I've been hanging around with Peter a lot for the past two days. Mostly in an effort to get away from my mother. She's flaring up again and I've needed to get away.
He's explained a lot of things to me, especially about the government organization he used to be a part of. He calls them the Lonely Hearts, and has explained that they are quite dangerous. They have entrenched themselves in every single facet of the government. There is nothing that goes untouched by them. As he talks about their actions, the more... afraid I have become of them. Especially when he's told me about some of their most recent actions.
It makes me feel like I'm a small fish in a huge ocean.
He's warned me that he'll have to leave eventually. That when he leaves, I probably won't ever be able to contact him again. Or, or... I could go with him.
He said it'd be dangerous. But he would protect me, and he would show me the ropes of what it means to fight the Fears. He says it would give me a purpose, something to fight for.
He says that I can use my experience to help others.
I don't know what to think yet. It's all overbearing. What the fuck could I offer anyway? I'm nothing special. I would have disappeared if Peter didn't
But on the other hand, I do want to help. But ... but above that, I want to run away. Is that bad? That I want to run away?
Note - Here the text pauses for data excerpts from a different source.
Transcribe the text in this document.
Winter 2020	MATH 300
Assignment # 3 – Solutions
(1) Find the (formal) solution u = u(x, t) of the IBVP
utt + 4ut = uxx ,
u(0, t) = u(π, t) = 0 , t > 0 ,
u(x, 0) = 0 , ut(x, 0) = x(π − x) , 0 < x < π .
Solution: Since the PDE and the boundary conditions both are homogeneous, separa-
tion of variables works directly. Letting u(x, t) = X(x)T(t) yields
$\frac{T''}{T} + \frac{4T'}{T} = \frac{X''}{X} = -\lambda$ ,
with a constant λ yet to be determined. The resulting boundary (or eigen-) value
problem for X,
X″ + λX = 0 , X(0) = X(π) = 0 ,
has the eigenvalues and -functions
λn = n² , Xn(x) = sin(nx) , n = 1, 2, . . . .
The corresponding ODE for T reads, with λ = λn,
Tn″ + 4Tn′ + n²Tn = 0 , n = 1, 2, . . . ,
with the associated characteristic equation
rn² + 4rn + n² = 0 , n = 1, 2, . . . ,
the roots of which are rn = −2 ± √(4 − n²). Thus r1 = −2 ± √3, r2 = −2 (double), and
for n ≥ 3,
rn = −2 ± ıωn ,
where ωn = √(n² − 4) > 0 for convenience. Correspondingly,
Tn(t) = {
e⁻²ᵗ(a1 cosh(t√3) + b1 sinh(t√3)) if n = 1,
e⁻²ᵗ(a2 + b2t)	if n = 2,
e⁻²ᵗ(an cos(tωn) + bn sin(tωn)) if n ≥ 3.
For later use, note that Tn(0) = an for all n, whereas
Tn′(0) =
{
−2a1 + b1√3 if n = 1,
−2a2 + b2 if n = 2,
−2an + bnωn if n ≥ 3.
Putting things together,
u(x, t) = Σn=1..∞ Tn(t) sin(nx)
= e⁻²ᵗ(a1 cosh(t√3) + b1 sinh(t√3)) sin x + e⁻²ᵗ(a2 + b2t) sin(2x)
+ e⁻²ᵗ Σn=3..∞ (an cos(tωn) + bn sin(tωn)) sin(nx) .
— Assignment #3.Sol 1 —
That I want to say goodbye to my mother and this life and fight against creatures that will most likely rip me apart eventually?
Peter says there's something coming. Something is going to give, and the Fears are going to rise. He doesn't explain how he knows these things. But I can feel something changing too. In Portsmouth. In the world. In the actual Fear Mythos. No one's posted anything in a month. No one replies to my PM's. I think they're dealing with the Fears too.
If it's true that I've altered reality through the creation of the Fear Mythos, then I need to help. I have to fight. I must do my part... right?